Gopnik quotes Hobbes:
there is a lust of the mind, that, by a preserverance of delight in the continual and indefatibable generation of knowledge, exceeds the short vehemence of carnal pleasure.I do get a large amount of intrinsic pleasure in learning new theories that I think are true and important. Perhaps my delight in figuring things out is not some appreciation I have developed, like learning to appreciate a Jackson Pollack or Bach cantata, but rather something instinctual, like appreciating landscape paintings or great guitar riffs.
Gopnik does not really mention what this biological payoff might be, but clearly it is not much like the cocktail of brain chemicals released during an orgasm, including norepinephrine, serotonin, oxytocin, vasopressin, nitric oxide, and prolactin. The benefit of 'explanation' is a lot different, but no less physical (and thus the analogy retains).

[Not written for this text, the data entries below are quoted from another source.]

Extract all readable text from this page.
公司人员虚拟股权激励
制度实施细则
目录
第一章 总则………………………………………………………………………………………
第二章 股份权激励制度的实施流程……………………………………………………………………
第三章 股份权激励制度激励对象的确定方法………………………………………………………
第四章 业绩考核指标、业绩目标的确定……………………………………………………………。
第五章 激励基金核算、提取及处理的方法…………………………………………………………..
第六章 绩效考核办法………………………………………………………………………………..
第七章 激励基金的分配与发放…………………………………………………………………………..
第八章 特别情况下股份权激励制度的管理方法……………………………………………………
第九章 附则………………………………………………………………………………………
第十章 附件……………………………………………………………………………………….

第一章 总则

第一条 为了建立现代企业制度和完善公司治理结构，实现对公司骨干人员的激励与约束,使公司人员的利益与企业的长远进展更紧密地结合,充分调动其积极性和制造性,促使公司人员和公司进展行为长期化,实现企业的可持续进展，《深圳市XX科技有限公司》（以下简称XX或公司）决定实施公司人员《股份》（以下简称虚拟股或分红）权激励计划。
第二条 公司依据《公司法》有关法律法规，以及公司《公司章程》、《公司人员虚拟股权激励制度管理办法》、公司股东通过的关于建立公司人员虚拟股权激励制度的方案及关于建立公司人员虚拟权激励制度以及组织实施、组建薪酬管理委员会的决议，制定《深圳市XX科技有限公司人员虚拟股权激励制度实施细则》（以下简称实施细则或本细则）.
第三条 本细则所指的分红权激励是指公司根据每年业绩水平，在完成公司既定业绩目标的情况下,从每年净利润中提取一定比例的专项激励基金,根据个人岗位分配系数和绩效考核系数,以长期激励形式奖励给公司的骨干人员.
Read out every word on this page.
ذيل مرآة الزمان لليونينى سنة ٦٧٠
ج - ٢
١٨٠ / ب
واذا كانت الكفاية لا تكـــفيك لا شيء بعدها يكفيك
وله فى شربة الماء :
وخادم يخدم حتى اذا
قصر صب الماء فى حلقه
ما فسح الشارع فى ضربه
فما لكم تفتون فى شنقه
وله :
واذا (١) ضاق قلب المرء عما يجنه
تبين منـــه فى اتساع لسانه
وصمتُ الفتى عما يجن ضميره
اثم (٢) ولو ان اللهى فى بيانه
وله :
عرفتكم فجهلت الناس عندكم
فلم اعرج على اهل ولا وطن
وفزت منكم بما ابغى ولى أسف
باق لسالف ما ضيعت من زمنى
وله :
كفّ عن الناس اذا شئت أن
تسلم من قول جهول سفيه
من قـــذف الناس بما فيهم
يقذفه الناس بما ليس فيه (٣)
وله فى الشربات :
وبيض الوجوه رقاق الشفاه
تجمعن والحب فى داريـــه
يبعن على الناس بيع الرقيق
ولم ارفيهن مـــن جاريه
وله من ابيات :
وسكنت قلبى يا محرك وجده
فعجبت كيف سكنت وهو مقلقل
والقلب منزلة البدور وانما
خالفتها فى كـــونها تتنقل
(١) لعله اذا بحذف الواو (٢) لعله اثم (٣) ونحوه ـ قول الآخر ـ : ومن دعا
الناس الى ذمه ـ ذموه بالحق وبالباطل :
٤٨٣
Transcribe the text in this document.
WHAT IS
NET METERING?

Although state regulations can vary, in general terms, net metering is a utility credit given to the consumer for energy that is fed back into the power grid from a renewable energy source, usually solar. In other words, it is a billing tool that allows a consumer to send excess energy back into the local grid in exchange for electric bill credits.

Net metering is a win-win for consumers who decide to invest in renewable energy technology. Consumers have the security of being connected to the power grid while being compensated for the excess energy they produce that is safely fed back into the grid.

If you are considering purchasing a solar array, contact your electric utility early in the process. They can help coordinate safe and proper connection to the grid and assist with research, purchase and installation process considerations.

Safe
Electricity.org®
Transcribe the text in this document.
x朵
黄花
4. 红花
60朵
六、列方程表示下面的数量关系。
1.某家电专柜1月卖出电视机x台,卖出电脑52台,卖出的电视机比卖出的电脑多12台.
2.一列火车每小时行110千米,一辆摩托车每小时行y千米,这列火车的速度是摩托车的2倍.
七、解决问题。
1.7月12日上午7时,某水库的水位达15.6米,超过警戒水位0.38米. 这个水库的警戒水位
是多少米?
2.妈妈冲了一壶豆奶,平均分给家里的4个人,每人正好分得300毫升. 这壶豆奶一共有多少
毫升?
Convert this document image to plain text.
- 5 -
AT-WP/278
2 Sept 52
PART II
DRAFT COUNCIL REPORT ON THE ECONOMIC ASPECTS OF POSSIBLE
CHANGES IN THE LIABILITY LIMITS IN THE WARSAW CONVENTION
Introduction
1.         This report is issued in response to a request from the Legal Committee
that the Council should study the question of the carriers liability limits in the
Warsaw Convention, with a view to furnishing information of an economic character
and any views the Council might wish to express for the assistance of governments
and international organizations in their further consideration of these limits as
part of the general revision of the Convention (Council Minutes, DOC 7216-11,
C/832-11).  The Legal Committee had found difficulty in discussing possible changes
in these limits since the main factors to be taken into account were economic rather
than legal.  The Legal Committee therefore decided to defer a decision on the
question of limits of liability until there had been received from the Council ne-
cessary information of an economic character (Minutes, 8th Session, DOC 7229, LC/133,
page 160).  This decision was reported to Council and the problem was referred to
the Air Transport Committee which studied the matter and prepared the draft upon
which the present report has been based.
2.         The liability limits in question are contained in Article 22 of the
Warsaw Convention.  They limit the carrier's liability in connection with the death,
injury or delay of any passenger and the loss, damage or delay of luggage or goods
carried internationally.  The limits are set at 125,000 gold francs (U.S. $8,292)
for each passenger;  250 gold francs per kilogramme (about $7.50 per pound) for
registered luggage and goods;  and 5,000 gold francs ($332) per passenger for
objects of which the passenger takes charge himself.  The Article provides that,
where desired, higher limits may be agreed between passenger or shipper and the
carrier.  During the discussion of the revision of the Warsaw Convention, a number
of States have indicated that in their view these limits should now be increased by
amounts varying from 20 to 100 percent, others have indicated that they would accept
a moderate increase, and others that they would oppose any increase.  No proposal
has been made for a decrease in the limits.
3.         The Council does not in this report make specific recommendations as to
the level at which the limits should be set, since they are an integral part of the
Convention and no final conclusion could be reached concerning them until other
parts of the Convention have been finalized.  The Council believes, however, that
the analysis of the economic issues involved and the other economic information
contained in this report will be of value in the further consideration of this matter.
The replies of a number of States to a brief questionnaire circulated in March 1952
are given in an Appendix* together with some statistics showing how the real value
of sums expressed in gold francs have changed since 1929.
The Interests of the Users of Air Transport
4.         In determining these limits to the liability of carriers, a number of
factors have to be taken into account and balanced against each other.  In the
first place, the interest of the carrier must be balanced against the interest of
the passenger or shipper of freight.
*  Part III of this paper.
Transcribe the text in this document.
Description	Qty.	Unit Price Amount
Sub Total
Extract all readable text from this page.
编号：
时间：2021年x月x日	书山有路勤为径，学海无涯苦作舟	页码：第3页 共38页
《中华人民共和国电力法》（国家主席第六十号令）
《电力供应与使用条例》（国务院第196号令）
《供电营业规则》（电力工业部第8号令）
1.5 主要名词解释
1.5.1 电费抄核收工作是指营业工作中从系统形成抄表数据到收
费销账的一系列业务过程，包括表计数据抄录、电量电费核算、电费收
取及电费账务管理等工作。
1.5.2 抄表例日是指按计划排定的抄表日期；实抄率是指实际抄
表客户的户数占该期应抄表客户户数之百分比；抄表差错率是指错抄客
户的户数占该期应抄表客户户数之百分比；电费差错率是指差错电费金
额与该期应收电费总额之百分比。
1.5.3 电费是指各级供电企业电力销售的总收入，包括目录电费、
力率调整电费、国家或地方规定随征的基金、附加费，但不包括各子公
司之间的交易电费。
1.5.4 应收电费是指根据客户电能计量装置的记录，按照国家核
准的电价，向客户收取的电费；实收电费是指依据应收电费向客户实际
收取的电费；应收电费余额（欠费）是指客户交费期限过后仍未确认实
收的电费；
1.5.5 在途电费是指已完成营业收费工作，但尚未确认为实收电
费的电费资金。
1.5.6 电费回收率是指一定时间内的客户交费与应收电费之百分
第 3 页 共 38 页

Consider the payoff one gets from an 'aha!' moment, those instances when some pattern is recognized that explains the data. For example, note when you see the dalmatian in the picture here, you get an 'aha!' moment. They have many ways to test for 'aha!' moments, such as asking you what word goes with pine, crab, and sauce (hint: it's a fruit). Researcher have found that 0.3 seconds before the subjects indicated solutions achieved through sudden insight, there was a burst of neural activity of high-frequency (gamma band) activity. Such simplifications of reality, explaining more with less, is intuitively pleasing because it releases a burden on our brains, we now need hold and arrange fewer facts to see the same phenomena.
That's all fine, but it suggests a darker flip side. If we abandon an ideology that currently explains many things in our mind--global warming, Freemason conspiracy--then many facts explained by this old ideology are now free floating, unexplained. Letting those go must be as unpleasant as learning a new theory is pleasant, one is the other in reverse. The assumptions we adopt are largely affected by birth milieu, accidental in some sense and so obviously inferior in many respects relative to what an omniscient being would assume, so we have a lot of baggage.
Say we notice that one of our ideologies (we have more than one, as one might believe in libertarianism and String Theory), is definitively inferior in certain cases, and a better theory exists. In that case, it is costly to change, as you would unleash a flood of bad high-frequency brain waves upon scrambling your neat theoretical web that nicely holds many of your observations together. Thus, you reject the new theory and accept the anomaly in hope that an innocuous solution can be found, like the relativistic adjustments for really small or fast objects in the Newtonian paradigm.
This could explain why science progresses one funeral at a time (ie, thus not political conservatism as orgasm, but the same conservatism that has kept Noam Chomsky and Ron Paul having the same radically opposite beliefs for decades).
Feynman noted that people tend to fool themselves a lot:
The first principle is that you must not fool yourself--and you are the easiest person to fool. So you have to be very careful about that. After you've not fooled yourself, it's easy not to fool other scientists.
We stick to old theories not merely to succeed in our current parochial coalition, but because it is innately unpleasant to replace ideologies that currently seem to explain a lot of facts. Young people have lots of neurons but not many connections, so they don't generate so much cognitive dissonance adopting new theories, as their existing set of theories is pretty limited. Young people can learn a lot because they aren't contradicting much, so it's rather pain free. In contrast, an adult who learns something profound loses some innocence, and has to then rethink deeper assumptions.